Women’s History Month may now be over but the often thankless feats and challenges of being a woman in male dominated spaces are yearlong. Some of those nuanced perspectives and hardships were shared at the Wave Hill Garden last week for a “Women’s HerStory Month Celebration.”

Five female community leaders were honored in an event moderated by Councilwoman Carmen De La Rosa and sponsored by Councilman Eric Dinowitz in partnership with the Neighborhood Association for Inter-Cultural Affairs.

The full list of honorees included New York Supreme Court judge Kim Wilson; NAICA chief financial officer Shameeka Gonzalez-Gamboa, New York City human rights commissioner Annabel Palma,  Montefiore Hospital neo-natal specialist Dr. Susan Latuga; and Citizens Bank senior vice president Dayana Falquez.

“NAICA serves the most vulnerable individuals and families experiencing housing insecurity,” Chief Executive Officer Elvira Barone said in a statement. “We held this Women’s history month panel discussion to highlight serious issues impacting our women and celebrate the achievements and contributions of our clients, staff and trailblazing women in our local Bronx communities.”

Conversation at the event ranged from overcoming barriers in the workforce, dealing with mom guilt, and recountimg some of the best pieces of advice from mentors.

“In politics, one time I had to take a very hard vote and I was very torn up,” Women’s Caucus co-chair De La Rosa said. “And I had a mentor who said to me, ‘you know your values, your values are the things that make your stomach (have) butterflies. When you’re crossing to a place where you’re about to betray your values, those things that make your butterflies come up are the things you have to be true to. Everything else is a negotiation.’ And that advice set me free.”

Wilson’s best advice came to her when she started working as an investigative attorney in 1989 at the Department of Investigation. There was a time she wanted to cry but was in a room full of men. Instead, she went to the office of the late O.T. Wells, a practicing attorney from Harlem.

“I was crying and he said, ‘Kim, let me tell you something,’” Wilson said. “He said, ‘as an attorney you cannot cry.’ And I learned from that day on I couldn’t cry. You can’t cry as a woman at your work place in the courtroom, you can’t do it … These are the lessons you have to learn. The little things you have to know.”

Another piece of advice was given by Falquez, who explained women don’t pat themselves on the back enough. An example she used was pride at having cleaned the pantry, refrigerator, and bathroom for her family and husband. She challenged audience members to think about what they’ve achieved, whether it’s at home or work.

“We show the outcome, never the process,” Falquez said. “We always bring the finished product, but you never hear us talking what it took to get there, and I think … we should be able to tell the story.
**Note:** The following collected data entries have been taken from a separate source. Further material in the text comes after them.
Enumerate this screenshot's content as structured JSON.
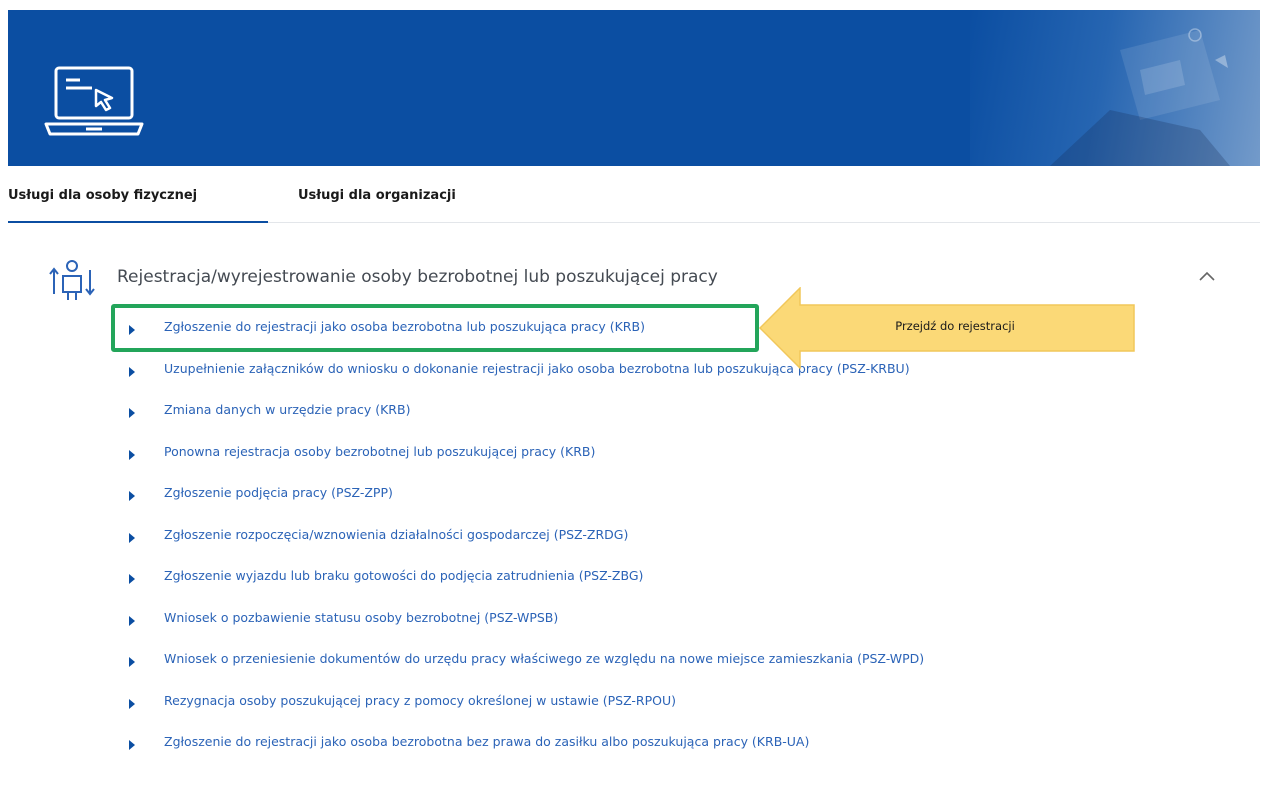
{
  "banner": {
    "icon": "laptop-cursor-icon",
    "color": "#0b4ea2"
  },
  "tabs": [
    {
      "label": "Usługi dla osoby fizycznej",
      "active": true
    },
    {
      "label": "Usługi dla organizacji",
      "active": false
    }
  ],
  "section": {
    "icon": "person-arrows-icon",
    "title": "Rejestracja/wyrejestrowanie osoby bezrobotnej lub poszukującej pracy",
    "collapse_icon": "chevron-up-icon"
  },
  "items": [
    "Zgłoszenie do rejestracji jako osoba bezrobotna lub poszukująca pracy (KRB)",
    "Uzupełnienie załączników do wniosku o dokonanie rejestracji jako osoba bezrobotna lub poszukująca pracy (PSZ-KRBU)",
    "Zmiana danych w urzędzie pracy (KRB)",
    "Ponowna rejestracja osoby bezrobotnej lub poszukującej pracy (KRB)",
    "Zgłoszenie podjęcia pracy (PSZ-ZPP)",
    "Zgłoszenie rozpoczęcia/wznowienia działalności gospodarczej (PSZ-ZRDG)",
    "Zgłoszenie wyjazdu lub braku gotowości do podjęcia zatrudnienia (PSZ-ZBG)",
    "Wniosek o pozbawienie statusu osoby bezrobotnej (PSZ-WPSB)",
    "Wniosek o przeniesienie dokumentów do urzędu pracy właściwego ze względu na nowe miejsce zamieszkania (PSZ-WPD)",
    "Rezygnacja osoby poszukującej pracy z pomocy określonej w ustawie (PSZ-RPOU)",
    "Zgłoszenie do rejestracji jako osoba bezrobotna bez prawa do zasiłku albo poszukująca pracy (KRB-UA)"
  ],
  "annotation": {
    "label": "Przejdź do rejestracji",
    "arrow_color": "#fbd977",
    "highlight_color": "#23a55a"
  },
  "colors": {
    "link": "#2b63b7",
    "accent": "#0b4ea2"
  }
}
This is what I’m working on, this is the process to get you there.”

Dr. Latuga told The Riverdale Press men can advocate for women in their careers and life by listening to them and allowing them to make decisions.

“I think listening to what their partners and friends want and need and allowing them to make those decisions is crucial,” Latuga said. “I think that ability to support and advocate for what somebody else wants is very important.”
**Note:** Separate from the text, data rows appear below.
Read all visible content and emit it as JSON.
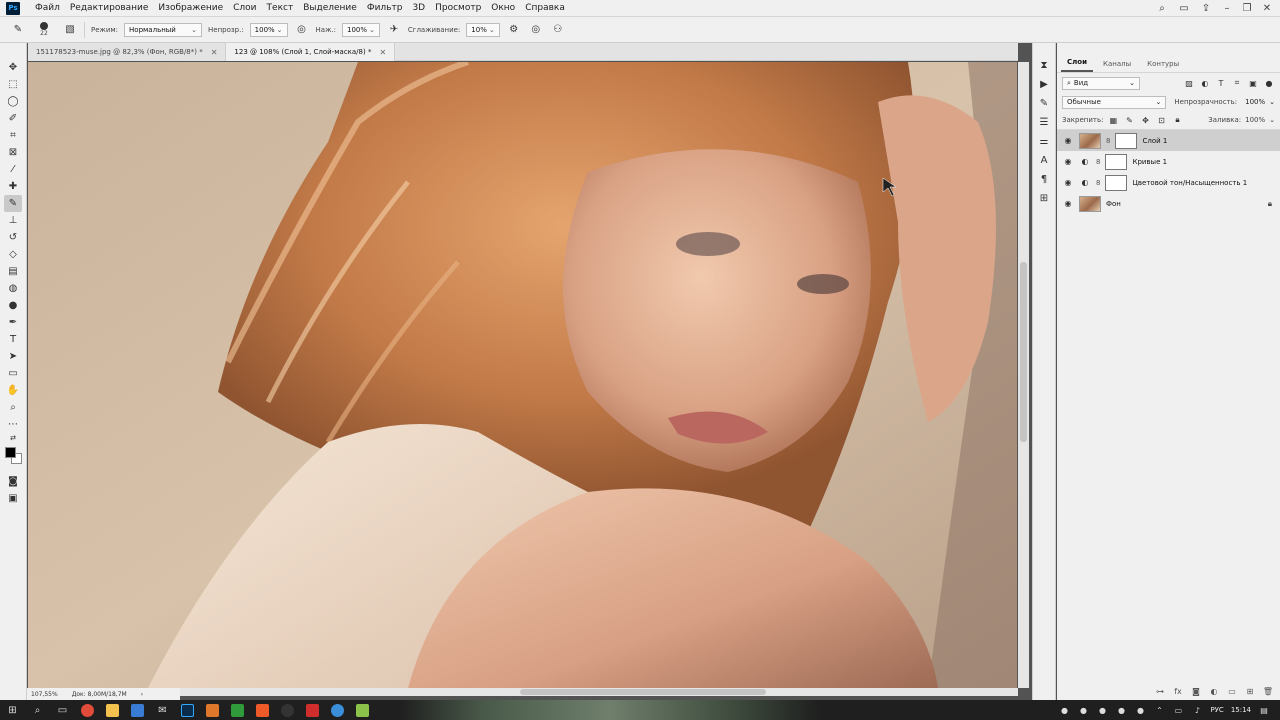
{
  "menu": {
    "logo": "Ps",
    "items": [
      "Файл",
      "Редактирование",
      "Изображение",
      "Слои",
      "Текст",
      "Выделение",
      "Фильтр",
      "3D",
      "Просмотр",
      "Окно",
      "Справка"
    ]
  },
  "options": {
    "brush_size": "22",
    "mode_label": "Режим:",
    "mode_value": "Нормальный",
    "opacity_label": "Непрозр.:",
    "opacity_value": "100%",
    "pressure_label": "Наж.:",
    "pressure_value": "100%",
    "smoothing_label": "Сглаживание:",
    "smoothing_value": "10%"
  },
  "tabs": [
    {
      "label": "151178523-muse.jpg @ 82,3% (Фон, RGB/8*) *"
    },
    {
      "label": "123 @ 108% (Слой 1, Слой-маска/8) *"
    }
  ],
  "status": {
    "zoom": "107,55%",
    "doc": "Док: 8,00M/18,7M"
  },
  "layers_panel": {
    "tabs": [
      "Слои",
      "Каналы",
      "Контуры"
    ],
    "filter_value": "Вид",
    "blend_value": "Обычные",
    "opacity_label": "Непрозрачность:",
    "opacity_value": "100%",
    "lock_label": "Закрепить:",
    "fill_label": "Заливка:",
    "fill_value": "100%",
    "layers": [
      {
        "name": "Слой 1",
        "selected": true
      },
      {
        "name": "Кривые 1",
        "selected": false
      },
      {
        "name": "Цветовой тон/Насыщенность 1",
        "selected": false
      },
      {
        "name": "Фон",
        "selected": false
      }
    ]
  },
  "taskbar": {
    "lang": "РУС",
    "time": "15:14"
  },
  "colors": {
    "foreground": "#000000",
    "background": "#ffffff"
  }
}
Dinowitz, the prime sponsor of the event, echoed the sentiment.

“The women in the council bring their experiences as a woman, as growing up a woman and in many cases being mothers or grandmothers. Our speaker’s the first grandmother who’s the speaker of a city council,” he said.

Richard Arroyo, chief operating officer of Naica, shared an example of how he advocated for women at a then male dominated organization. He was called into a meeting with three other men in which the conversation was picking between two candidates for the role of program director. One was male while the other was female.
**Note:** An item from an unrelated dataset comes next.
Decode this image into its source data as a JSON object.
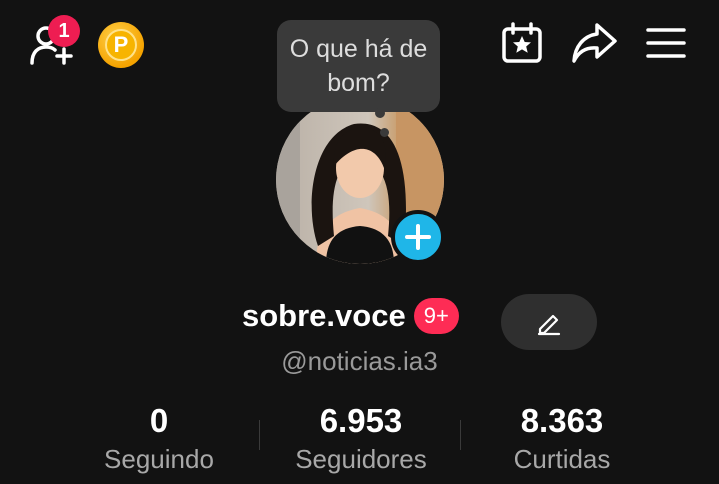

“I strongly advocated for the woman, not because she was a woman but because she was the better candidate,” he said.

Today Naica has more than 600 employees, and about 90 percent of leadership at the organization is women, according to Arroyo.

The New York City Council also has, for the first time in history, a woman majority. This is something De La Rosa said helped when it came to dealing with mom guilt with her nine-year-old daughter.

“She said to me one time, ‘Mom, do you know that so-and-so’s mother doesn’t have a campaign office?’ And for me that helped me deal with my mom guilt,” De La Rosa said. “Because I’m saying ‘you know what? We’re creating a world where my daughter finds it weird that her friend’s mother doesn’t have a campaign office.’ Imagine the limits that were raised when she thinks everybody’s mother should have a campaign office.”